What Is a Firewall?
A firewall is a device or software that monitors network traffic in and out of an organization’s private systems, protecting against malicious attacks. Firewalls also provide logging and audit functions, allowing administrators to review security alerts for troubleshooting or compliance reasons.
Generally, firewalls protect against threats by scanning data sent over the Internet and comparing it to a list of known bad connections. If a piece of information doesn’t match one of the rules, it’s blocked. Firewalls should be updated regularly as new cybersecurity threats emerge, and vendors create patches to address these vulnerabilities.
Firewalls work on the principle of least privilege access, which stipulates that entities should only have the access they need to complete their tasks.

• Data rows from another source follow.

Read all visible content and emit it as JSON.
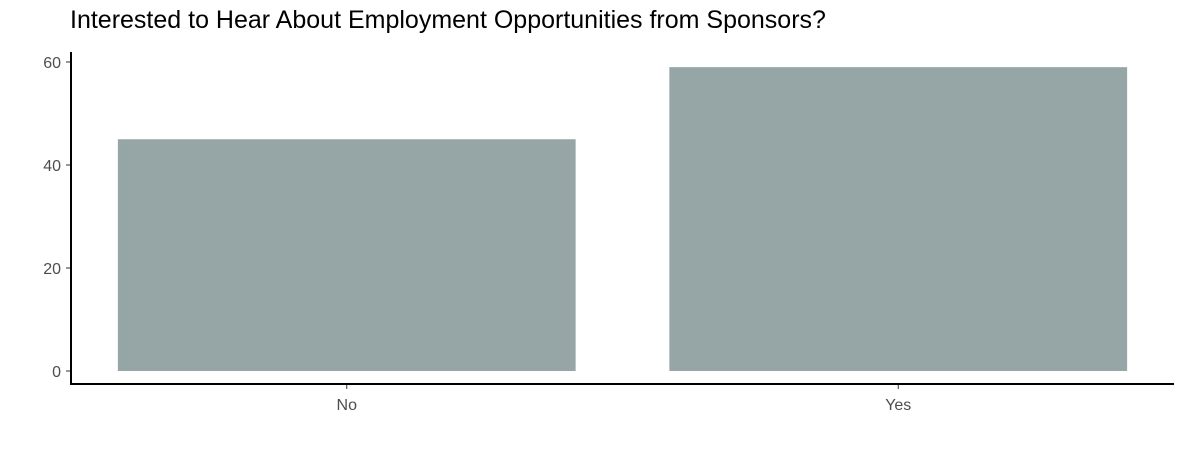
{
  "chart_data": {
    "type": "bar",
    "title": "Interested to Hear About Employment Opportunities from Sponsors?",
    "xlabel": "",
    "ylabel": "",
    "categories": [
      "No",
      "Yes"
    ],
    "values": [
      45,
      59
    ],
    "ylim": [
      0,
      60
    ],
    "yticks": [
      0,
      20,
      40,
      60
    ],
    "grid": false,
    "bar_color": "#96a5a6"
  }
}
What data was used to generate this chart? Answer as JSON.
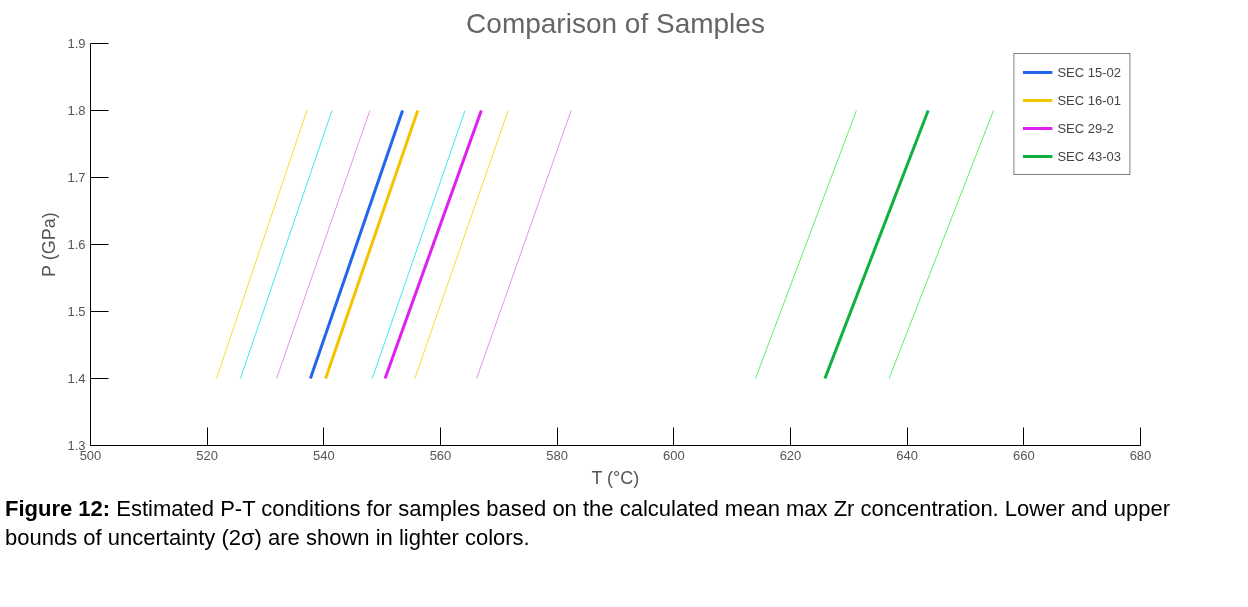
{
  "chart_data": {
    "type": "line",
    "title": "Comparison of Samples",
    "xlabel": "T (°C)",
    "ylabel": "P (GPa)",
    "xlim": [
      500,
      680
    ],
    "xticks": [
      500,
      520,
      540,
      560,
      580,
      600,
      620,
      640,
      660,
      680
    ],
    "ylim": [
      1.3,
      1.9
    ],
    "yticks": [
      1.3,
      1.4,
      1.5,
      1.6,
      1.7,
      1.8,
      1.9
    ],
    "grid": false,
    "legend": "top right",
    "marker": "none",
    "line_style": "solid",
    "series": [
      {
        "color": "#f5dc30",
        "x": [
          521.6,
          537.1
        ],
        "values": [
          1.4,
          1.8
        ]
      },
      {
        "color": "#40e8f0",
        "x": [
          525.7,
          541.4
        ],
        "values": [
          1.4,
          1.8
        ]
      },
      {
        "color": "#e890f0",
        "x": [
          531.9,
          547.9
        ],
        "values": [
          1.4,
          1.8
        ]
      },
      {
        "color": "#40e8f0",
        "x": [
          548.3,
          564.2
        ],
        "values": [
          1.4,
          1.8
        ]
      },
      {
        "color": "#f5dc30",
        "x": [
          555.6,
          571.6
        ],
        "values": [
          1.4,
          1.8
        ]
      },
      {
        "color": "#e890f0",
        "x": [
          566.2,
          582.4
        ],
        "values": [
          1.4,
          1.8
        ]
      },
      {
        "color": "#60f060",
        "x": [
          614.0,
          631.3
        ],
        "values": [
          1.4,
          1.8
        ]
      },
      {
        "color": "#60f060",
        "x": [
          636.9,
          654.8
        ],
        "values": [
          1.4,
          1.8
        ]
      },
      {
        "name": "SEC 15-02",
        "color": "#2266ee",
        "x": [
          537.7,
          553.5
        ],
        "values": [
          1.4,
          1.8
        ]
      },
      {
        "name": "SEC 16-01",
        "color": "#f5c400",
        "x": [
          540.3,
          556.1
        ],
        "values": [
          1.4,
          1.8
        ]
      },
      {
        "name": "SEC 29-2",
        "color": "#e020f0",
        "x": [
          550.5,
          567.0
        ],
        "values": [
          1.4,
          1.8
        ]
      },
      {
        "name": "SEC 43-03",
        "color": "#10b040",
        "x": [
          625.9,
          643.6
        ],
        "values": [
          1.4,
          1.8
        ]
      }
    ],
    "annotations": [
      "Figure 12:",
      "Estimated P-T conditions for samples based on the calculated mean max Zr concentration. Lower and upper bounds of uncertainty (2σ) are shown in lighter colors."
    ]
  }
}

Firewalls are able to evaluate connections at various network levels, including application, circuit, and transport layers.
In addition to examining each packet in context, stateful firewalls keep track of past active connections. This allows them to make faster decisions based on previous interaction and event histories rather than inspecting every incoming packet. These types of firewalls can also be used to stop attack patterns that exploit ports that have been left open for too long.
In a home network, a firewall is usually built into the router or included in the operating system. For organizations with multiple firewalls, a managed security service provider can host them in the cloud and handle all the configuration, updates, and monitoring. This is a great option for companies with multiple locations or remote workers as it eliminates the need for additional hardware on each endpoint.